Calculator Input
Example Data Table
| Example | Molecule | Sequence A | Sequence B | Mode | Denominator |
|---|---|---|---|---|---|
| 1 | DNA | ATGCTAGCTAAGT | ATGCGAGCTTAGT | Global alignment | Aligned length |
| 2 | RNA | AUGCUAAGCUU | AUG-UAAGCAU | Pre-aligned comparison | Non-gap positions |
| 3 | Protein | MSTNPKPQRITF | MSANPKP-RVTF | Pre-aligned comparison | Shorter cleaned length |
Formula Used
Pairwise identity is reported with Identity % = (Matches / Denominator) × 100.
Matches count positions where both aligned residues are identical and not gaps.
For global alignment mode, the page uses the Needleman-Wunsch recurrence:
F(i,j) = max[F(i-1,j-1)+s, F(i-1,j)+g, F(i,j-1)+g]
where s is the match or mismatch score and g is the gap penalty.
Denominator choices let you express identity relative to aligned length, non-gap positions, the shorter cleaned sequence, or the longer cleaned sequence.
How to Use This Calculator
- Select DNA, RNA, or protein so the correct character set is applied.
- Choose global alignment for raw sequences or pre-aligned mode for sequences already containing dashes.
- Enter scoring values for matches, mismatches, and gaps when alignment mode is used.
- Pick the identity denominator that matches your reporting standard.
- Paste both sequences, submit the form, and review summary metrics above the input section.
- Download CSV or PDF if you want a portable report for analysis records.
Frequently Asked Questions
1. What does pairwise sequence identity measure?
It measures the fraction of aligned positions containing identical residues.
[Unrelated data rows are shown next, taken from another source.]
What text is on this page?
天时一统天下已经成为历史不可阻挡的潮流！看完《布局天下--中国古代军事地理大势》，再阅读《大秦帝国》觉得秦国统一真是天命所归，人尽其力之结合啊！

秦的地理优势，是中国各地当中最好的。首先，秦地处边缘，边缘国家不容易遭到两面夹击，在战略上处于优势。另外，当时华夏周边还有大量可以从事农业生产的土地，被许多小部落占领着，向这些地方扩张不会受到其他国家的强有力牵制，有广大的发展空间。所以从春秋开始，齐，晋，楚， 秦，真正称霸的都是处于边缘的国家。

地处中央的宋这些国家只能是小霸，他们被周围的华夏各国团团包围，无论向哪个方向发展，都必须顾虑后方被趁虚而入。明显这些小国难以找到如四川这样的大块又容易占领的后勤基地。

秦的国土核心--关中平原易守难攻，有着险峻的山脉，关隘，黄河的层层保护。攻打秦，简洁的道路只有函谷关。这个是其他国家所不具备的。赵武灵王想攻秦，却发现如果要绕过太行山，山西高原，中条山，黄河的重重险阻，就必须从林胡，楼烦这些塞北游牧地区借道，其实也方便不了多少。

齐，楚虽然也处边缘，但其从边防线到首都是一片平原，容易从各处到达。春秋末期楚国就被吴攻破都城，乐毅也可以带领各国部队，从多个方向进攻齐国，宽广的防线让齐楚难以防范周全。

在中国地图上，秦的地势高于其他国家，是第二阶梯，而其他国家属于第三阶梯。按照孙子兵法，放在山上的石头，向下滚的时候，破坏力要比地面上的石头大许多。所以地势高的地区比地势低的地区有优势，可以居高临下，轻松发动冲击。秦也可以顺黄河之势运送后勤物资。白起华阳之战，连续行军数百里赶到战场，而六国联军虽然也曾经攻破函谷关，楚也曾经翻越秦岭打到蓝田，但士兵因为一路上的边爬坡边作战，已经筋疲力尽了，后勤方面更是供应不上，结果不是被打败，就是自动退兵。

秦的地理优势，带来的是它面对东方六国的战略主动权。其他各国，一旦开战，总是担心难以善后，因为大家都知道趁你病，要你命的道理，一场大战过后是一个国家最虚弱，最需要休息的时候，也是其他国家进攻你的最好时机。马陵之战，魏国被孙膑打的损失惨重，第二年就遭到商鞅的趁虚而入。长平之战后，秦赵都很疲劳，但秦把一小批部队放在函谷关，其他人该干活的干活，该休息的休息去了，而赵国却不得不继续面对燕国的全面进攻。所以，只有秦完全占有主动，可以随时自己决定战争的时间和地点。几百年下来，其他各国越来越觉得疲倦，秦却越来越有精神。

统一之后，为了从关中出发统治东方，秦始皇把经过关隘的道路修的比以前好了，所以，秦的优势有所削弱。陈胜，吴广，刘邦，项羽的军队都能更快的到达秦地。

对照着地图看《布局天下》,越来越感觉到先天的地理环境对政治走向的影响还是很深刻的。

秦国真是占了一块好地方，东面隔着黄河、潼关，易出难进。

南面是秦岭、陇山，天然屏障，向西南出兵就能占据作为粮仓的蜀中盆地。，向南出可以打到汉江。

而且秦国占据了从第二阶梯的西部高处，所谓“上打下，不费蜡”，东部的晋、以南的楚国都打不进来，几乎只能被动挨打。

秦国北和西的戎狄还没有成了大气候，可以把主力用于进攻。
The percentage depends on the denominator you choose, so reporting the method is important.
2. When should I use global alignment mode?
Use global alignment when you have two raw sequences and want the page to place gaps automatically across their full lengths using your scoring settings.
3. When is pre-aligned mode better?
Use it when your sequences already contain dashes from another alignment workflow. Both cleaned strings must remain the same length after unsupported symbols are removed.
4. Why do denominator choices matter?
Aligned length includes gaps, while non-gap positions exclude them. Shorter and longer sequence denominators help match different lab, paper, or software reporting conventions.
5. Are ambiguous biological symbols accepted?
Yes. Common IUPAC ambiguity symbols are accepted for DNA and RNA. Protein mode also accepts standard uppercase residue letters and the asterisk symbol.
6. Why might some characters disappear after submission?
Unsupported characters, spaces, and line breaks are removed during cleaning. The result table shows how many symbols were discarded from each sequence.
7. Does a high alignment score always mean high identity?
Not always. Identity counts exact matches, while alignment score also reflects mismatch penalties and gap costs. Different scoring schemes can change the best alignment.
8. Can I use very long sequences here?
Moderate lengths work well. Extremely large global alignments can exceed browser or server limits, so pre-aligned mode or shorter regions may be more practical.